His furious intervention contrasts with the reaction of President Bill Clinton during an even higher-stakes confrontation in Florida, the bitterly contested recount in the 2000 presidential election, eventually handed to George W. Bush over Democrat Al Gore by the Supreme Court.
Clinton took steps to avoid politicizing the process, reasoning that America's system depended on him staying out of it.
"I don't think I should be involved in that," Clinton said soon after the disputed election.
Trump's intervention 18 years later is one reason why his critics fear he is oblivious or disdainful of traditional norms governing presidential behavior.
Lashing out at scrutiny
The Democratic capture of the House guarantees an uncomfortable period of investigation and oversight for the White House that the Republican majority deemed unnecessary during his first two years in office.

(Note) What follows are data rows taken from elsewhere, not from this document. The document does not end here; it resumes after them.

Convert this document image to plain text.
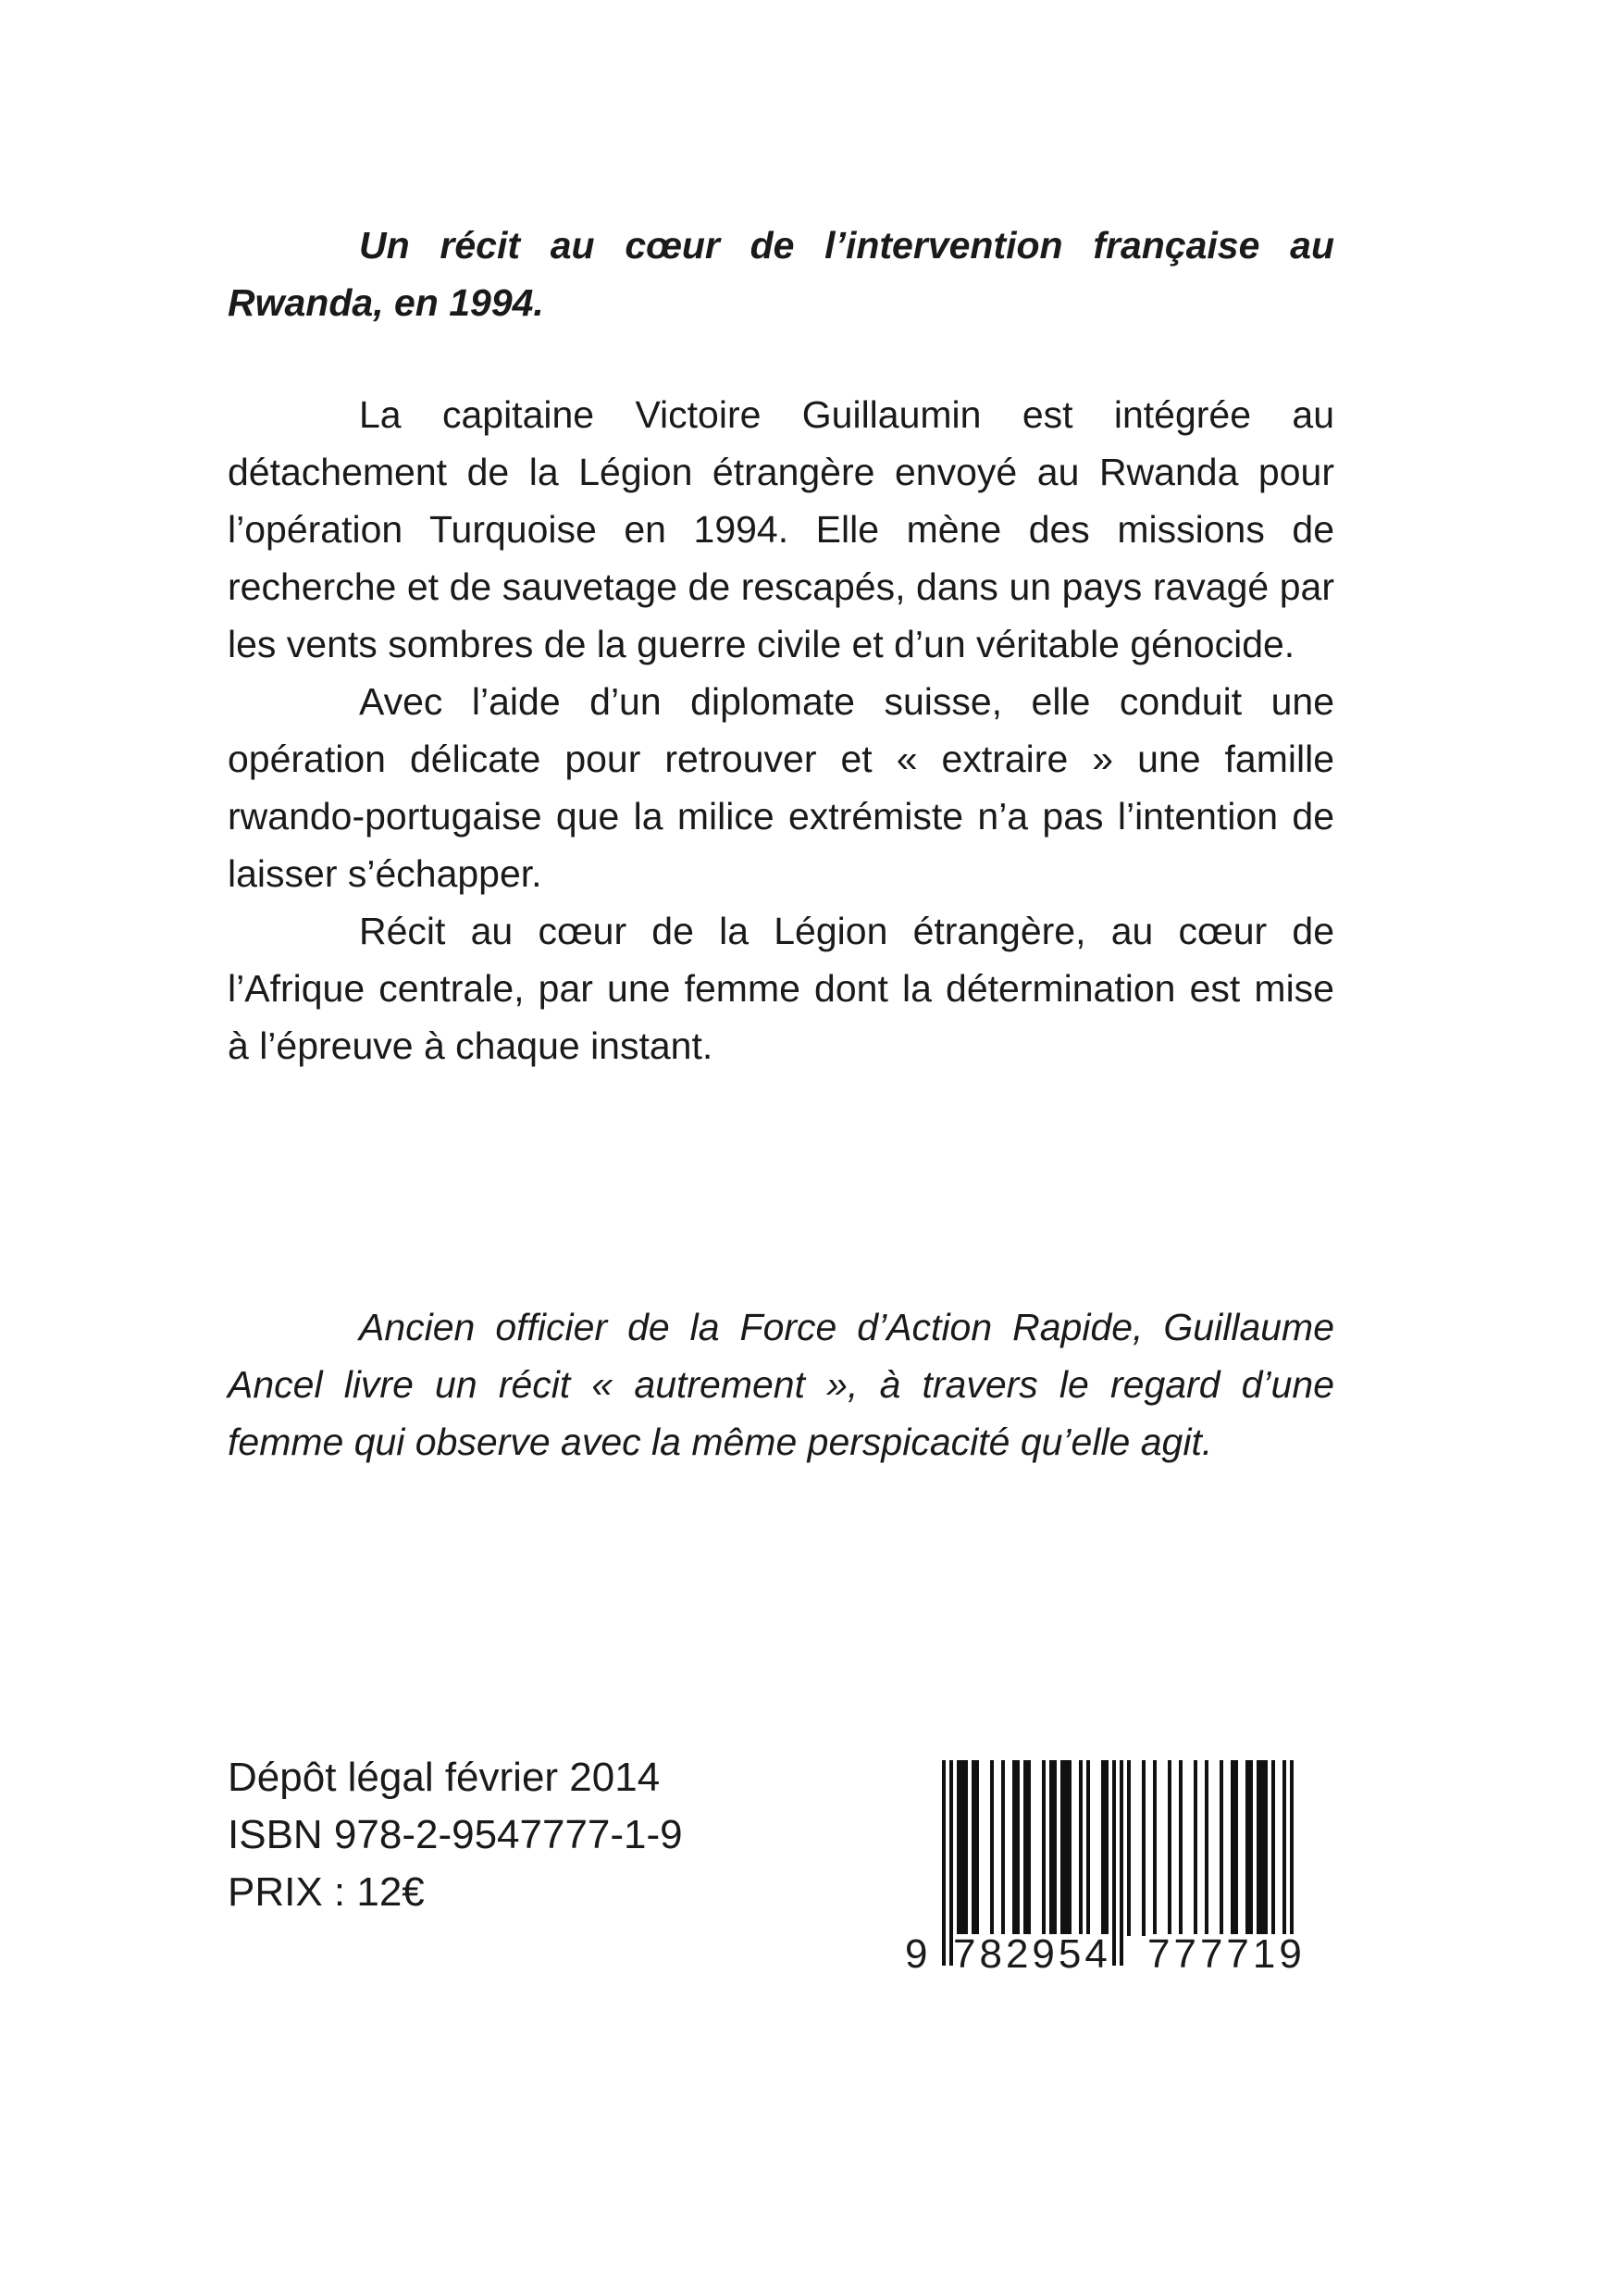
Un récit au cœur de l’intervention française au Rwanda, en 1994.

La capitaine Victoire Guillaumin est intégrée au détachement de la Légion étrangère envoyé au Rwanda pour l’opération Turquoise en 1994. Elle mène des missions de recherche et de sauvetage de rescapés, dans un pays ravagé par les vents sombres de la guerre civile et d’un véritable génocide.

Avec l’aide d’un diplomate suisse, elle conduit une opération délicate pour retrouver et « extraire » une famille rwando-portugaise que la milice extrémiste n’a pas l’intention de laisser s’échapper.

Récit au cœur de la Légion étrangère, au cœur de l’Afrique centrale, par une femme dont la détermination est mise à l’épreuve à chaque instant.

Ancien officier de la Force d’Action Rapide, Guillaume Ancel livre un récit « autrement », à travers le regard d’une femme qui observe avec la même perspicacité qu’elle agit.

Dépôt légal février 2014
ISBN 978-2-9547777-1-9
PRIX : 12€
9 782954 777719
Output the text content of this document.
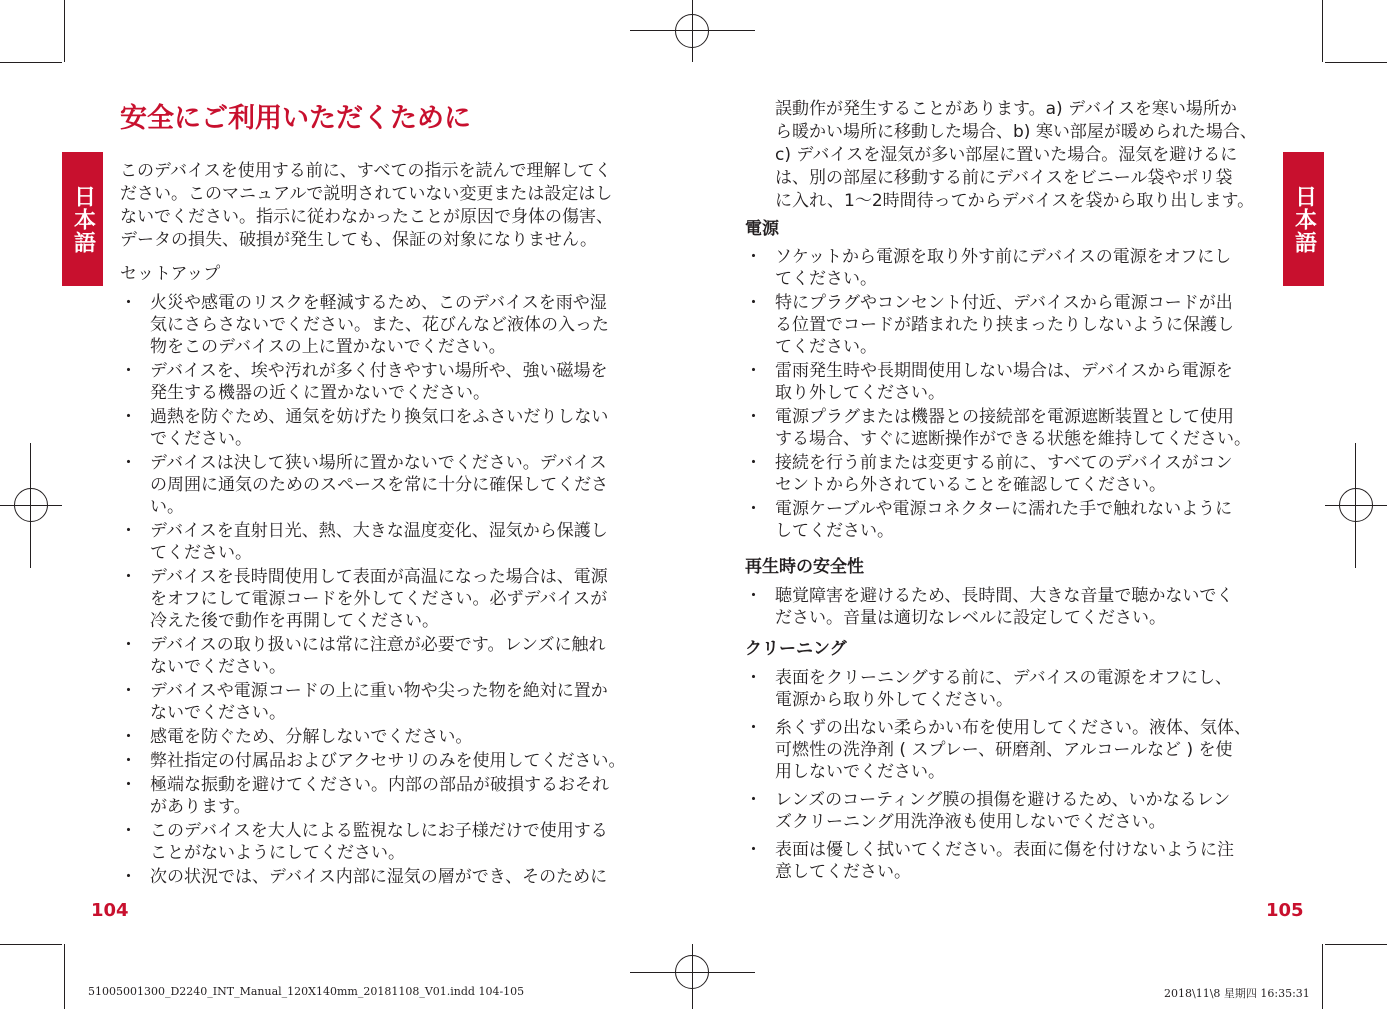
日本語	日本語
安全にご利用いただくために
このデバイスを使用する前に、すべての指示を読んで理解してく
ださい。このマニュアルで説明されていない変更または設定はし
ないでください。指示に従わなかったことが原因で身体の傷害、
データの損失、破損が発生しても、保証の対象になりません。
セットアップ
・ 火災や感電のリスクを軽減するため、このデバイスを雨や湿
気にさらさないでください。また、花びんなど液体の入った
物をこのデバイスの上に置かないでください。
・ デバイスを、埃や汚れが多く付きやすい場所や、強い磁場を
発生する機器の近くに置かないでください。
・ 過熱を防ぐため、通気を妨げたり換気口をふさいだりしない
でください。
・ デバイスは決して狭い場所に置かないでください。デバイス
の周囲に通気のためのスペースを常に十分に確保してくださ
い。
・ デバイスを直射日光、熱、大きな温度変化、湿気から保護し
てください。
・ デバイスを長時間使用して表面が高温になった場合は、電源
をオフにして電源コードを外してください。必ずデバイスが
冷えた後で動作を再開してください。
・ デバイスの取り扱いには常に注意が必要です。レンズに触れ
ないでください。
・ デバイスや電源コードの上に重い物や尖った物を絶対に置か
ないでください。
・ 感電を防ぐため、分解しないでください。
・ 弊社指定の付属品およびアクセサリのみを使用してください。
・ 極端な振動を避けてください。内部の部品が破損するおそれ
があります。
・ このデバイスを大人による監視なしにお子様だけで使用する
ことがないようにしてください。
・ 次の状況では、デバイス内部に湿気の層ができ、そのために
104
誤動作が発生することがあります。a) デバイスを寒い場所か
ら暖かい場所に移動した場合、b) 寒い部屋が暖められた場合、
c) デバイスを湿気が多い部屋に置いた場合。湿気を避けるに
は、別の部屋に移動する前にデバイスをビニール袋やポリ袋
に入れ、1～2時間待ってからデバイスを袋から取り出します。
電源
・ ソケットから電源を取り外す前にデバイスの電源をオフにし
てください。
・ 特にプラグやコンセント付近、デバイスから電源コードが出
る位置でコードが踏まれたり挟まったりしないように保護し
てください。
・ 雷雨発生時や長期間使用しない場合は、デバイスから電源を
取り外してください。
・ 電源プラグまたは機器との接続部を電源遮断装置として使用
する場合、すぐに遮断操作ができる状態を維持してください。
・ 接続を行う前または変更する前に、すべてのデバイスがコン
セントから外されていることを確認してください。
・ 電源ケーブルや電源コネクターに濡れた手で触れないように
してください。
再生時の安全性
・ 聴覚障害を避けるため、長時間、大きな音量で聴かないでく
ださい。音量は適切なレベルに設定してください。
クリーニング
・ 表面をクリーニングする前に、デバイスの電源をオフにし、
電源から取り外してください。
・ 糸くずの出ない柔らかい布を使用してください。液体、気体、
可燃性の洗浄剤 ( スプレー、研磨剤、アルコールなど ) を使
用しないでください。
・ レンズのコーティング膜の損傷を避けるため、いかなるレン
ズクリーニング用洗浄液も使用しないでください。
・ 表面は優しく拭いてください。表面に傷を付けないように注
意してください。
105
51005001300_D2240_INT_Manual_120X140mm_20181108_V01.indd 104-105	2018\11\8 星期四 16:35:31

"They can play that game, but we can play it better, because we have a thing called the United States Senate," Trump said during a Wednesday news conference.
In the latest worrying sign for the President, top Democrat Rep. Jerrold Nadler told Jake Tapper on "State of the Union" that Democrats would examine hush payments to women who allege past affairs with Trump that may infringe campaign finance laws.
"That might very well be an impeachable offense," Nadler said.
Trump has denied the alleged affairs.
The President already reacted with fury to the notion of a new era of scrutiny from Democrats, promising a "warlike" posture if it took place, and hinted he could use the mechanisms of government to investigate them during a news conference last week.
The President also acted in a way many observers fear raises First Amendment questions by taking the unprecedented step of confiscating Acosta's permanent White House press pass after he questioned the President on the migrant caravan.
How deep is the crisis?
Events of the last few days point clearly to an escalating challenge by the White House to political conventions and guardrails, one that could further sharpen if Trump's reshuffle of top officials rids him of remaining restraining influences.
It is more difficult to assess whether the President's actions have already tipped the nation into a constitutional crisis or whether the system of checks and balances has kept him on the right side of that line.
After all, two years after he was elected, voters did decide to introduce new accountability in Washington with a Democratic House after Republicans gave no sign they were willing to rein in the President's excesses.
The courts have tempered some of Trump's most radical ideas, watering down a Muslim travel ban he authored early in his presidency. Trump's new use of executive power to limit asylum claims, in an apparent contravention of international law, will soon get its own day in court.
But political systems need to be nurtured constantly if they are to remain healthy. And the President's rhetoric on the Florida controversy especially seems to edge close to the danger zone.
One veteran observer, Leon Panetta, a former White House chief of staff for Clinton and defense secretary under President Barack Obama, believes the nation's institutions are standing firm.
"I think ultimately the institutions that our forefathers put in place are strong enough to be able to survive any administration," Panetta said Thursday on "The Situation Room."
But the fact that the question is even relevant is testimony to the darkening mood in Washington.